Junk food high in fat, salt and sugar is linked to growing non-communicable diseases like obesity, hypertension and diabetes

The controversy over Maggie is only a tip of the ice berg. The problem of the so-called fast foods is a deep-rooted one with serious challenges to public health. The debate should, therefore, focus beyond Maggie on unravelling the challenge of this new lifestyle that is catching the imagination of people, especially the children and the young.

A committee constituted by Food Safety and Standards Authority of India (FSSAI) has revealed how consumption of junk foods – high in fat, salt and sugar – is linked to growing non-communicable diseases such as obesity, diabetes and hypertension among children. Children are not the best judge of their food choices.

The National Restaurant Association of India (NRAI) 2010 report estimated that the fast food industry is growing at a compound growth rate of 35-40 per cent annually. The Centre for Science and Environment (CSE) warns that junk food is unhealthy because it is high in calories, fat and trans fats, sugar in liquid form and salt, and low in fibre and nutrients.

They have no nutritional value. Most have trans fats which behave like saturated fats when they get in the body, clog up arteries and cause plaque to build up, contributing to heart diseases and strokes. In a significant judgement on March 16, 2015, the Delhi High Court ordered regulation of junk foods consumption among school children across India.

Most common junk foods that are high in fat, salt and sugar such as chips, fried foods, sugar-sweetened carbonated beverages, sugar-sweetened non-carbonated beverages, ready-to-eat noodles, pizzas, burgers, potato fries and confectionery items should be restricted in schools and in 50-meter radius. Advertisement and promotion of such foods targeted at children should be regulated through a framework that includes all types of media, celebrity endorsements and promotional activities.

Governments should immediately implement the recommendation of CSE to control the health impact of junk foods.
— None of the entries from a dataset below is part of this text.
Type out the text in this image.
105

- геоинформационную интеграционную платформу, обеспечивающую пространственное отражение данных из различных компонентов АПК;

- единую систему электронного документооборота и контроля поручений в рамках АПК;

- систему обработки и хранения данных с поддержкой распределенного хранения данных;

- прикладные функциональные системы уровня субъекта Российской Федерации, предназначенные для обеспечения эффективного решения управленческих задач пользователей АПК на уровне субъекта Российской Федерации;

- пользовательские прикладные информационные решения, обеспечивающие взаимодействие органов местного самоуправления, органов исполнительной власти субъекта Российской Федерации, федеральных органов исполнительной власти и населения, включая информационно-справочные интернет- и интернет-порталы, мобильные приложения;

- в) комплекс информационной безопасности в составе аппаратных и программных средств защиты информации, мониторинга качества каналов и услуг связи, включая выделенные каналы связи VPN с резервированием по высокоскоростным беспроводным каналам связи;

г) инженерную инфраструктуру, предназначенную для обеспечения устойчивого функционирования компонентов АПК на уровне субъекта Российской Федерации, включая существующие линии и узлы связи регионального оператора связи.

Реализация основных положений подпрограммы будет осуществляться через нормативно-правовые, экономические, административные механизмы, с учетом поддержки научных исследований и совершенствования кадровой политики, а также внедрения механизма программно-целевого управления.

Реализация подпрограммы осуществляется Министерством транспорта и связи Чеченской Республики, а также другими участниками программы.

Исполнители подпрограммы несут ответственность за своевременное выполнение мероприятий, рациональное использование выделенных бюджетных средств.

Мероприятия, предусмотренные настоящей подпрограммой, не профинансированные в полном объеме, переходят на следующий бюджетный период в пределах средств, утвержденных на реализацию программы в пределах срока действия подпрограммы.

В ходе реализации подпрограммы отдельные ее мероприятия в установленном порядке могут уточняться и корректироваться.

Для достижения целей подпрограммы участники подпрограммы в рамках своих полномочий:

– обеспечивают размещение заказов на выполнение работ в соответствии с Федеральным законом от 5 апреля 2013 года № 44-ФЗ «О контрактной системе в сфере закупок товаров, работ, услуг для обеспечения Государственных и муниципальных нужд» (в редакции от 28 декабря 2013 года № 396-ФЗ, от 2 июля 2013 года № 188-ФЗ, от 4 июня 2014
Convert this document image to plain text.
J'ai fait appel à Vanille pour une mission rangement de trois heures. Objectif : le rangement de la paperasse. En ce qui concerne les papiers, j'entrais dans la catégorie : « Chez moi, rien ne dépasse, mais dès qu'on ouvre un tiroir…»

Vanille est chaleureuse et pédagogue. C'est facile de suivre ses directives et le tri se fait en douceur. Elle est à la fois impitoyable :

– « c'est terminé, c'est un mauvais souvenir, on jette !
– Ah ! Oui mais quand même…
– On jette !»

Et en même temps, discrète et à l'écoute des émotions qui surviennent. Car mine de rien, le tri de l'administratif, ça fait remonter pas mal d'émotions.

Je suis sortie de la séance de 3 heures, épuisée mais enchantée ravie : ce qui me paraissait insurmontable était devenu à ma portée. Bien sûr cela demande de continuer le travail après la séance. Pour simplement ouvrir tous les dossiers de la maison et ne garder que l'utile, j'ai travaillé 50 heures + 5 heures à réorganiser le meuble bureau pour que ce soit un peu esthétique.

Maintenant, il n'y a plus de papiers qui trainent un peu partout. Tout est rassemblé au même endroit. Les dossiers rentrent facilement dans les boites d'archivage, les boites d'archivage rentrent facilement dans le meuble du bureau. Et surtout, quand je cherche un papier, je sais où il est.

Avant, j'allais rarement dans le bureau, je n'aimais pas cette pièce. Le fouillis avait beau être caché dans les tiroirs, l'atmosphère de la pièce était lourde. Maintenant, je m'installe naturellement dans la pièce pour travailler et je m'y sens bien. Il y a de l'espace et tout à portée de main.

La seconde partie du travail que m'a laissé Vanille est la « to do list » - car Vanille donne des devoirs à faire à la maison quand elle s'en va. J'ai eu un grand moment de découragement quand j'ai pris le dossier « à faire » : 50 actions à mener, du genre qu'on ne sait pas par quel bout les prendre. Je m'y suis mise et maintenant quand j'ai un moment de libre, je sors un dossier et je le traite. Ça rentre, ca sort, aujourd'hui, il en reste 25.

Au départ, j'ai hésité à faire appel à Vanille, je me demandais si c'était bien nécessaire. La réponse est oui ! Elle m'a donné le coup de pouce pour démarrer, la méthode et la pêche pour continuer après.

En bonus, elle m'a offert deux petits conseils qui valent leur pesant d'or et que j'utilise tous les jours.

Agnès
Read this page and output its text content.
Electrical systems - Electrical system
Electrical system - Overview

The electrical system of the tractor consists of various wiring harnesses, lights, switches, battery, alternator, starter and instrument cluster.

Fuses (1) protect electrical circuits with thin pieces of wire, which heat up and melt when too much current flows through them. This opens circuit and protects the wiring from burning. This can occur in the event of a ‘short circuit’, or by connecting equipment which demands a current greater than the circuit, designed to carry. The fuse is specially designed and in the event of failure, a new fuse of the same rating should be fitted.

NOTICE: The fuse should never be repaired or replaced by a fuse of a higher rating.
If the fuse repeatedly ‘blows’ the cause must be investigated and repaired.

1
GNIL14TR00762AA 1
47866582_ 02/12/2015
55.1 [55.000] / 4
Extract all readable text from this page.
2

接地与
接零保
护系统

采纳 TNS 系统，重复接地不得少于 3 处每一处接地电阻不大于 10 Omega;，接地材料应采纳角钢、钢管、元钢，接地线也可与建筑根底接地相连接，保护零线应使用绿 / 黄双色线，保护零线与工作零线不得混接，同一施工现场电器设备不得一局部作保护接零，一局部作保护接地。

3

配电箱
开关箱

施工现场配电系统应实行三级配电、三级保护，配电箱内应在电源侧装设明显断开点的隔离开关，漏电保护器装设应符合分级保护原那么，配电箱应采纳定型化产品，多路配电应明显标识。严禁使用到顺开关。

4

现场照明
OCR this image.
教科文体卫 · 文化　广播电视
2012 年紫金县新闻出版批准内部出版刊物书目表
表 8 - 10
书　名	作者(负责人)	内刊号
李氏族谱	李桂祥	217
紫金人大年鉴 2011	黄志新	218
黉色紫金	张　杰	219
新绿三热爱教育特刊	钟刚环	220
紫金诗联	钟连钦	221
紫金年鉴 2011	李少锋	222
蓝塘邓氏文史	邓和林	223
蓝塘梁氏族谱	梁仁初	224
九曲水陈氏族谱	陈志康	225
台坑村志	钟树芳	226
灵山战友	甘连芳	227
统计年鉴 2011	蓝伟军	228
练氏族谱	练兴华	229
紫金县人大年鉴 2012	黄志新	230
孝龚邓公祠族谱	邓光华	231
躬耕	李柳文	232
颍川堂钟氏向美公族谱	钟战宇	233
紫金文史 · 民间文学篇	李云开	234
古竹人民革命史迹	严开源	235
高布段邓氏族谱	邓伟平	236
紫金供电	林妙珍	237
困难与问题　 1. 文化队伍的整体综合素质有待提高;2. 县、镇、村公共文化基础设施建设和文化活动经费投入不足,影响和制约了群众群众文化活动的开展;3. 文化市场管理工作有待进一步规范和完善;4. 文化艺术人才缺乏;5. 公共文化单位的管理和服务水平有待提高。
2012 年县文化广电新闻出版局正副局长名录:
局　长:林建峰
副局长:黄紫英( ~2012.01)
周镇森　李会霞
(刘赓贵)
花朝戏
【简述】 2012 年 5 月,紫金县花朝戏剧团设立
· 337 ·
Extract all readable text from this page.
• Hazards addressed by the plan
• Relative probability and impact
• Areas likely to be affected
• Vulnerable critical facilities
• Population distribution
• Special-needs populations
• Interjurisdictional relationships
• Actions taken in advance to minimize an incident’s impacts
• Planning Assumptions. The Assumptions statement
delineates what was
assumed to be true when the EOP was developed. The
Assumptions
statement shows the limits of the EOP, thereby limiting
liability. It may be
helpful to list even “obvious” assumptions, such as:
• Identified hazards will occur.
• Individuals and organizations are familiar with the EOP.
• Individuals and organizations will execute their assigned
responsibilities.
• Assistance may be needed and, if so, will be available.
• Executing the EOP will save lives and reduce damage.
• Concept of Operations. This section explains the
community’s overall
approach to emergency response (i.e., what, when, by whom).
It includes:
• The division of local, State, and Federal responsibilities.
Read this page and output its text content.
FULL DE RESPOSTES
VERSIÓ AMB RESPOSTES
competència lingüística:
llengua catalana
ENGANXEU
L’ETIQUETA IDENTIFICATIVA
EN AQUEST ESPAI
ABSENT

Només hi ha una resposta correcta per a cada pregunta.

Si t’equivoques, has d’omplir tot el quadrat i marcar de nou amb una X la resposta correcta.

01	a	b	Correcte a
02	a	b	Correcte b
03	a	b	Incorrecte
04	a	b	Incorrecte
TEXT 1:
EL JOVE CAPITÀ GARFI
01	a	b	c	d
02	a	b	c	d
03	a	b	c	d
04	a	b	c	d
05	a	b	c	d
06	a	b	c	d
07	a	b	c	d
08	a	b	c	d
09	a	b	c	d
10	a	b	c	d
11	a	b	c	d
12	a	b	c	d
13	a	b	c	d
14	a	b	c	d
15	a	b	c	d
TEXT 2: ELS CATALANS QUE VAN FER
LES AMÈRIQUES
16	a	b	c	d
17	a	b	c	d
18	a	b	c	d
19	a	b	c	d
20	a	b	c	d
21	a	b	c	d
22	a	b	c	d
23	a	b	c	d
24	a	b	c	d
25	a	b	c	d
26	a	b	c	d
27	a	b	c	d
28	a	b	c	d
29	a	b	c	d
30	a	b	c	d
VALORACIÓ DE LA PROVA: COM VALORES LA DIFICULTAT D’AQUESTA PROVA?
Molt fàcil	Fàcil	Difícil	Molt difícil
Many countries have imposed restrictions on the sale of junk food in and around schools and put in place ‘fat’ taxes to dissuade people from consuming junk food. India, too, should take some lessons.

Ban junk foods from schools and places where children can have easy access to them. Also, ban junk food advertisements during children’s programmes, implement stricter advertisement guidelines for children’s TV channels, and allow such ads on other channels only after 9 pm. Impose a ‘fat tax’ on food items like processed food if they contain more than 2.3 per cent saturated fat.

FSSAI should come out with regulations to reduce salt, sugar and fats in junk foods, including imposition of ‘fat, salt and sugar tax’. Change labelling rules for trans fats and salt. The World Health Organisation (WHO) said that unhealthy diet is one key cause of the growing global burden of disease. India should, therefore, immediately act on junk foods to build a healthy nation.